Kita sama-sama saling sayang
—Safira—
••••
"Jadi gimana perusahaan Om sekarang?"
Angga mengelap ujung bibirnya dengan tisu. Beberapa menit yang lalu saat mereka tiba di kantin rumah sakit, Safira menceritakan kronologis kejadian yang membuat ayah harus berbaring di ranjang rumah sakit.
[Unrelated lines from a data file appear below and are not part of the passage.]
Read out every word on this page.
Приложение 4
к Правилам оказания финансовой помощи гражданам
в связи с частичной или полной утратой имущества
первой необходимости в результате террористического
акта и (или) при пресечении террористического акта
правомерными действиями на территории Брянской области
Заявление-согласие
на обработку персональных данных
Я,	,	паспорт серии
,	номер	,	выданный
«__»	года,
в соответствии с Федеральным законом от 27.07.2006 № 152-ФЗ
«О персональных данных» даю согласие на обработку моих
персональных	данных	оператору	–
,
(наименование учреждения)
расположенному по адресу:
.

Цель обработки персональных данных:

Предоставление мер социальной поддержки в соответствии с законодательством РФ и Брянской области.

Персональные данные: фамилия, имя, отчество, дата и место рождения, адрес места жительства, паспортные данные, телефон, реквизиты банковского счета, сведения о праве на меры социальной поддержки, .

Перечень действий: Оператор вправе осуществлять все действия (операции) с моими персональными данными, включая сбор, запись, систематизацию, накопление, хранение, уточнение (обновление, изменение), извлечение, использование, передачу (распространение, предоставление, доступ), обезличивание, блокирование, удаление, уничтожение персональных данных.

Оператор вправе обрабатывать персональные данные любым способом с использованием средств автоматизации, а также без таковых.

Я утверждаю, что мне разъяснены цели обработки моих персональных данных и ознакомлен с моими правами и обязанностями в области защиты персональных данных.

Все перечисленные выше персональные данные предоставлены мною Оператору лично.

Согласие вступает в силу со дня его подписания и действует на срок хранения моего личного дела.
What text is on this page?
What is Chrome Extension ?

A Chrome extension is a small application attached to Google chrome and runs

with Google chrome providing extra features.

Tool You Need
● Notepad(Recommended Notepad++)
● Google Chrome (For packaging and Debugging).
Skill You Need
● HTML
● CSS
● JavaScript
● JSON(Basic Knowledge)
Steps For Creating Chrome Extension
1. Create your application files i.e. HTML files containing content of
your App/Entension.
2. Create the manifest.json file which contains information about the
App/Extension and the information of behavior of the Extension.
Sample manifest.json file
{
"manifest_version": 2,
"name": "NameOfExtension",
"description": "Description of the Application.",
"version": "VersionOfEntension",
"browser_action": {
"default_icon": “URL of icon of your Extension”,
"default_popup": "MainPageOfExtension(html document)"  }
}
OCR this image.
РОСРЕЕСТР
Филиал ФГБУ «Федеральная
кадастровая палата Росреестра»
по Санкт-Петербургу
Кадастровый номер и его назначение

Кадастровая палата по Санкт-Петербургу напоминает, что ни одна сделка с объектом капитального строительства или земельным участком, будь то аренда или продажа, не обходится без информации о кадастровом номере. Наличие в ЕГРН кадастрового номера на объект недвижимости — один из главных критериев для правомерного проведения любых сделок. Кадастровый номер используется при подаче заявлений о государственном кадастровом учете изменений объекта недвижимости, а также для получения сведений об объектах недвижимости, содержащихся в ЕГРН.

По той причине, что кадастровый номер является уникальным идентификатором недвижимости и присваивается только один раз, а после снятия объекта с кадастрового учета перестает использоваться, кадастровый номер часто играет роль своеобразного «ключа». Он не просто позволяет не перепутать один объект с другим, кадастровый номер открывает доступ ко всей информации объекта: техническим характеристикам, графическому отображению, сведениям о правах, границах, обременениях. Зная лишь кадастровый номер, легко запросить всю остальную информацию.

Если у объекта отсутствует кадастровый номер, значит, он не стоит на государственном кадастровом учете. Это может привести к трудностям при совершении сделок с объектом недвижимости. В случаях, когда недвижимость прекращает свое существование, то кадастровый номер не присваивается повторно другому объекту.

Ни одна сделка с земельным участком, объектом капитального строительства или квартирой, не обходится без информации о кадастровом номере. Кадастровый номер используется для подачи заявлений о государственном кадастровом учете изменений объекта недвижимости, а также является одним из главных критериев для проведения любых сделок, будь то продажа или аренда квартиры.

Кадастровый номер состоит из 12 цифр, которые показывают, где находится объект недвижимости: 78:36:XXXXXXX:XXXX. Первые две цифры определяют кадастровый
Mau bagaimana pun mereka telah tumbuh besar bersama. Hal terkecil yang terjadi di keluarga ini Angga juga berhak untuk tahu.
"Udah lebih baik, meski gak seratus persen. Tapi Fira lagi berusaha untuk ngebuat perusahaan lebih baik lagi kayak dulu."
"Mas emang gak begitu ngerti tentang perusahaan properti, tapi kayaknya aneh banget ya, perusahaan sebesar Pradipta bisa tiba-tiba mau bekerja sama sama perusahaan om Adrian yang udah hampir bangkrut gitu? Menurut kamu aneh gak sih?"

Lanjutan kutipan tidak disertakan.